On that particular day, she entered very calmly and quietly, but I knew: It was like
the eye of a hurricane, She was the dark epicenter of something we didnt quite understand yet, the place where hot and cold mixed dangerously, and around her everything would change.
"
Odalie/Rose, . . whoever she is has got me in an uncomfortable position, I don't know whether I just liked or loved this book, I'm so glad that I'm not the only one who was totally confused by the ending, Open endings don't always make me a disgruntled reader, but in this case it can make the time you invested in the novel utterly pointless.
What wasn't pointless was the world building Rindell created, For the moments I would open this book, I felt like I was transported to the dark, glittering nights amidst the speakeasies ofs New York.
I loved the descriptions of opulence, clothing and style, and all the details! I feel like that was this novel's saving grace, I just might jump into Rindell's second novel, sitelinkThreeMartini Lunch to prolong the high,
The combination of Suzanne Rindell's impeccable storytelling technique, plus the perfectly understated and prim voice of her narrator, Rose Baker typist/transcriptionist for criminal confessions at a police department in, plus a riveting story make The Other Typist irresistible and unputdownable.

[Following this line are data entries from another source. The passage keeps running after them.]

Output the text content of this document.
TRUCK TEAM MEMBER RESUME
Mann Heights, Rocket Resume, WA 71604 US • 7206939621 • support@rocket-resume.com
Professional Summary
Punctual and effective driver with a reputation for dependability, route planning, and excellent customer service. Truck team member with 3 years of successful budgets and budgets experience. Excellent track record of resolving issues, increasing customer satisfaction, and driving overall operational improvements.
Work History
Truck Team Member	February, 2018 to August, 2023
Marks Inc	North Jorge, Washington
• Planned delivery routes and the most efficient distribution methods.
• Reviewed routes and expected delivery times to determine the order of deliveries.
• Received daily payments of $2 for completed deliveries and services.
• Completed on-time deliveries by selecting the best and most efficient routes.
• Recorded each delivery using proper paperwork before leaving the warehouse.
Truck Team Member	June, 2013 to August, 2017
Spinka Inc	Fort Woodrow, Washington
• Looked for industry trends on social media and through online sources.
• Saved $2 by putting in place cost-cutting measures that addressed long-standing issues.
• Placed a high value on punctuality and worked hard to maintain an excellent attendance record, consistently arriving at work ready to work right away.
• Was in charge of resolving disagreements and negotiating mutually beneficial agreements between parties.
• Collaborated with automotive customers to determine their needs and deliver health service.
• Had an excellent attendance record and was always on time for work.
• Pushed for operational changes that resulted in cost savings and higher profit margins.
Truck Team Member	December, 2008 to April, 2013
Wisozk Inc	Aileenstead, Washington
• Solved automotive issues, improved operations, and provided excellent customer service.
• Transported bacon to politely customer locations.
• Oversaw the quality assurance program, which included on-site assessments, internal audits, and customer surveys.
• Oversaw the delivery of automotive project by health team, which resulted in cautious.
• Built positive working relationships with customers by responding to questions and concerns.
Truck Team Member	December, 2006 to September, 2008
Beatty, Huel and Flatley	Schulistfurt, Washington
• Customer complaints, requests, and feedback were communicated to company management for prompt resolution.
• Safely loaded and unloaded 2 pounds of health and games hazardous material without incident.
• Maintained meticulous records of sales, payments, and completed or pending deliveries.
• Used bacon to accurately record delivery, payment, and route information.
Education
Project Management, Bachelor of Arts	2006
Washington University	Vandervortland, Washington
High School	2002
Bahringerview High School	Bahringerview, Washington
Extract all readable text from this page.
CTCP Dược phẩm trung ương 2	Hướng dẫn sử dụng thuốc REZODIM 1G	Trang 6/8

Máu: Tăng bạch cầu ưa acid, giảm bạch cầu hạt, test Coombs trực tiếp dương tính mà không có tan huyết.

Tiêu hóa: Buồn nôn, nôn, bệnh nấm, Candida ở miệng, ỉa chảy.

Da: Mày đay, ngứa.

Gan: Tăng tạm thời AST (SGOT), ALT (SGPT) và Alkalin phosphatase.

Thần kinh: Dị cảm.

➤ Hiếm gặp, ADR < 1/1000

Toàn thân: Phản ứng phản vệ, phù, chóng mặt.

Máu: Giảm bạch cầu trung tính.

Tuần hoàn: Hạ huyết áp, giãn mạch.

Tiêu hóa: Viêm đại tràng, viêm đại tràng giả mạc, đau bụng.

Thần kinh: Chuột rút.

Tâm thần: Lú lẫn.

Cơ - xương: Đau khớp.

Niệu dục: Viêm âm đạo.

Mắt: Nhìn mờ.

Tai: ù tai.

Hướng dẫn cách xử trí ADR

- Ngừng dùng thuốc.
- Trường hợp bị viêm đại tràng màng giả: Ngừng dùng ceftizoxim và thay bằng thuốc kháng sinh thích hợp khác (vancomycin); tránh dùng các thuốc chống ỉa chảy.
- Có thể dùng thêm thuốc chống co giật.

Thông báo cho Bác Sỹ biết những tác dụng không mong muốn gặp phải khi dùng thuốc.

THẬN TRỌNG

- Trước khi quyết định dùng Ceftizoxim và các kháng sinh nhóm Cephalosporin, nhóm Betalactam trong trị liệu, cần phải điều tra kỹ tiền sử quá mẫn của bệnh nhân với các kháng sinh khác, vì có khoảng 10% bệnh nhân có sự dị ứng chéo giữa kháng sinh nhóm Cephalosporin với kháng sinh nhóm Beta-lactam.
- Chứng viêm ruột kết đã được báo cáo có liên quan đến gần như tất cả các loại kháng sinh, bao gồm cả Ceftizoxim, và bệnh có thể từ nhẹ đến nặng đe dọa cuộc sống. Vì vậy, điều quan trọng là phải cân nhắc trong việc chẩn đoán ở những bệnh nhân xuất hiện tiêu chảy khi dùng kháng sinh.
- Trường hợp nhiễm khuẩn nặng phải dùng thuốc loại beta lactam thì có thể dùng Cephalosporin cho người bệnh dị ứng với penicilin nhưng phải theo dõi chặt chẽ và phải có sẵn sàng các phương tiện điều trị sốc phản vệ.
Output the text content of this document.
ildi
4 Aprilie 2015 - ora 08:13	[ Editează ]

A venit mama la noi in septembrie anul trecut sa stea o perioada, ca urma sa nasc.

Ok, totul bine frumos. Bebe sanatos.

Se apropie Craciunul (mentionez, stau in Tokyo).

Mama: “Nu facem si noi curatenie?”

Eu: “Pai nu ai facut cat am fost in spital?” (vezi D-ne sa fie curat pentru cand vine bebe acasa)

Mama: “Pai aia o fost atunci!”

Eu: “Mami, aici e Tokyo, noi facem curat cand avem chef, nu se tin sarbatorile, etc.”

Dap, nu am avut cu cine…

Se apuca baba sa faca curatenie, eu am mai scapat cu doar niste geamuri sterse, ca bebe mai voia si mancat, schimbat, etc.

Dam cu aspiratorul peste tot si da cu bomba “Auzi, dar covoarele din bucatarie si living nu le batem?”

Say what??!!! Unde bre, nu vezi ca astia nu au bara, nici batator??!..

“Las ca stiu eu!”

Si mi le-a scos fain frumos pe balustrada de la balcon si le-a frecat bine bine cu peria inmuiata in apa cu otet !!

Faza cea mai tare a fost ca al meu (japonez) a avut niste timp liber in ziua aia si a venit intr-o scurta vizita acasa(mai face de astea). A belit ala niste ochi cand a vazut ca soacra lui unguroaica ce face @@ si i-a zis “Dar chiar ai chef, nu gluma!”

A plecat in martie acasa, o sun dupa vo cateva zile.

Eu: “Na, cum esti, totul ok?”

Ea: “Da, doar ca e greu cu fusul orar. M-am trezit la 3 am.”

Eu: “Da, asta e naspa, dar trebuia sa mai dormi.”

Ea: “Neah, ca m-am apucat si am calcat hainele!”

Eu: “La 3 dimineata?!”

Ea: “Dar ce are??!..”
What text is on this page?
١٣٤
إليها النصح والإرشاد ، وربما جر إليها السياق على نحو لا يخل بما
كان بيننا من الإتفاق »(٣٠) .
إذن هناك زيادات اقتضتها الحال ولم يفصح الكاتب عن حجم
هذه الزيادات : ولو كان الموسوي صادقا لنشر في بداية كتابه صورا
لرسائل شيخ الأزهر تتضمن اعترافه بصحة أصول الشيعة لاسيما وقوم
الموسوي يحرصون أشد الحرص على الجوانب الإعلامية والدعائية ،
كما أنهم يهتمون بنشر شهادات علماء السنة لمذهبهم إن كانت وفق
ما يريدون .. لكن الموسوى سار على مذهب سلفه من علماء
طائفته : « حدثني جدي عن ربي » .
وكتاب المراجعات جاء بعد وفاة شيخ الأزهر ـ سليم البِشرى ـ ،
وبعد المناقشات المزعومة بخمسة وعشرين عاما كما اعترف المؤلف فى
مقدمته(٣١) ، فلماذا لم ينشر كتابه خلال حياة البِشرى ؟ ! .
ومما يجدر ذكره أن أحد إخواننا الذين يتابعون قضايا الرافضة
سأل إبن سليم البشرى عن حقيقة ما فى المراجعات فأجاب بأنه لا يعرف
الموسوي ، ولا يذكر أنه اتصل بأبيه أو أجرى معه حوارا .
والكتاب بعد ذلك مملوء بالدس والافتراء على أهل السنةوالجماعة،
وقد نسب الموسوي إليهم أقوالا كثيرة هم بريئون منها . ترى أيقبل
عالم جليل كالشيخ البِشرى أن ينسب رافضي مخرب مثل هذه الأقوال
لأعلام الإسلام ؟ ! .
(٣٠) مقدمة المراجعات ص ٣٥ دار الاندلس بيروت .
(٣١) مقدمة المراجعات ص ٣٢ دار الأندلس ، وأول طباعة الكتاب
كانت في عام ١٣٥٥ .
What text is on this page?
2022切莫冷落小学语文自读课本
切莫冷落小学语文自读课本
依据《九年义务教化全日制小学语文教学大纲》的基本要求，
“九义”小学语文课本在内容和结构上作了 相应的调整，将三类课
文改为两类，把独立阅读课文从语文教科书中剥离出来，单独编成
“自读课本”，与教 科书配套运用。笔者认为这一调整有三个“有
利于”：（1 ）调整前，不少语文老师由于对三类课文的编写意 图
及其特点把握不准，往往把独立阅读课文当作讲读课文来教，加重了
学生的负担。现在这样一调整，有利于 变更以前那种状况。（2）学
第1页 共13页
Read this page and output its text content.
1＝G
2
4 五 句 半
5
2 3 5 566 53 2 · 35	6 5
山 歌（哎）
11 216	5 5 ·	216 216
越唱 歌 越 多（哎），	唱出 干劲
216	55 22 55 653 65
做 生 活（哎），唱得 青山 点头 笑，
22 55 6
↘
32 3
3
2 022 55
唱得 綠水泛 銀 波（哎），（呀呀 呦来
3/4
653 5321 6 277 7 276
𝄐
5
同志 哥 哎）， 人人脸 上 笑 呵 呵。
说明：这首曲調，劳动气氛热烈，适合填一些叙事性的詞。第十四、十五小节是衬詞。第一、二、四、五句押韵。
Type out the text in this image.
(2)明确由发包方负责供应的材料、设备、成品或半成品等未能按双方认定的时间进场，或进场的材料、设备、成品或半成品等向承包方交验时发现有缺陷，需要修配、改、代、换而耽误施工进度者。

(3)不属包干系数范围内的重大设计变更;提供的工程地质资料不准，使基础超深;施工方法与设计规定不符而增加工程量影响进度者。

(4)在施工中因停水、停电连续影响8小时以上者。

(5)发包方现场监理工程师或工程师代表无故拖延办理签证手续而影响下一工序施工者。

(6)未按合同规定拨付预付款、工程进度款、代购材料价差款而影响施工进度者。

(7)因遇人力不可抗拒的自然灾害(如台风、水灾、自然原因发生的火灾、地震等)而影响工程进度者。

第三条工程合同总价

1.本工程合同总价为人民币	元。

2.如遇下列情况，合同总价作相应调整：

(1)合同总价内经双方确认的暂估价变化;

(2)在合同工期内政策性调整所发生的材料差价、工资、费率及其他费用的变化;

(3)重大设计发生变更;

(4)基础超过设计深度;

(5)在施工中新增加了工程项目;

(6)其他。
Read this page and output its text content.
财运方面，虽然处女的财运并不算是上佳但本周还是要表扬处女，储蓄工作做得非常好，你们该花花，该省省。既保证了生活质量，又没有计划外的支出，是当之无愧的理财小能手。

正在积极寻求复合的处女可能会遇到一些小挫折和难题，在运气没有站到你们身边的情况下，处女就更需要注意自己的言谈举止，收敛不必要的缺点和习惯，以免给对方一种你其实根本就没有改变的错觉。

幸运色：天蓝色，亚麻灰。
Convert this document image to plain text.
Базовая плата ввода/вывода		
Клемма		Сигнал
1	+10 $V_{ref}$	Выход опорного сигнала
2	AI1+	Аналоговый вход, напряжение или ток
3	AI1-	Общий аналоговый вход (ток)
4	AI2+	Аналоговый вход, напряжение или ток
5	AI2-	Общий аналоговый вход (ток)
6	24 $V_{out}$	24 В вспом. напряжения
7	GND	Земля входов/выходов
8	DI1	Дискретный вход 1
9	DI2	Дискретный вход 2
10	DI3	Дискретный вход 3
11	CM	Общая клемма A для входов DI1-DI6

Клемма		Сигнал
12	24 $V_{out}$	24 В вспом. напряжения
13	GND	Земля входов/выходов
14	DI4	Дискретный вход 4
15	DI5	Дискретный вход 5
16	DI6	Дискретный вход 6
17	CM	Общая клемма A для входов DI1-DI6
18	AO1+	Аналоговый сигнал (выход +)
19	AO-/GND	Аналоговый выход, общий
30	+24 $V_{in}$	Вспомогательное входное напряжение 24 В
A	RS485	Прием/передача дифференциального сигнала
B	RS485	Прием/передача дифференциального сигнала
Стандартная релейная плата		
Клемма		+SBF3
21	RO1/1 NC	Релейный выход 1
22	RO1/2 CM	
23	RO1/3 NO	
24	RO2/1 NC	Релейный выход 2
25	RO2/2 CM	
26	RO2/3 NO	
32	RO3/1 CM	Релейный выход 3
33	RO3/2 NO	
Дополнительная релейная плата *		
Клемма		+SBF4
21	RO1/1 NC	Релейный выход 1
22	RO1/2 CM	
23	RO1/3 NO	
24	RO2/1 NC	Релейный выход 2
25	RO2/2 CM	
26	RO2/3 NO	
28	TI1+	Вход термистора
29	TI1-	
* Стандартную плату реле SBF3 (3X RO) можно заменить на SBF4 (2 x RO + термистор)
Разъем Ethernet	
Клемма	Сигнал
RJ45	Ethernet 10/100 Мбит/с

And I think I would feel this even if I'd never worked as a typist and deposition transcriptionist,
However I did, So, boy, was this book fun, Rindell spills the big secrets of the job: how intimate is the act of hearing deposition testimony, how much the transcriptionist observes and understands about people that they believe they are hiding, and finally that the transcriptionist is anything but an automaton and actually can effect the understood truth.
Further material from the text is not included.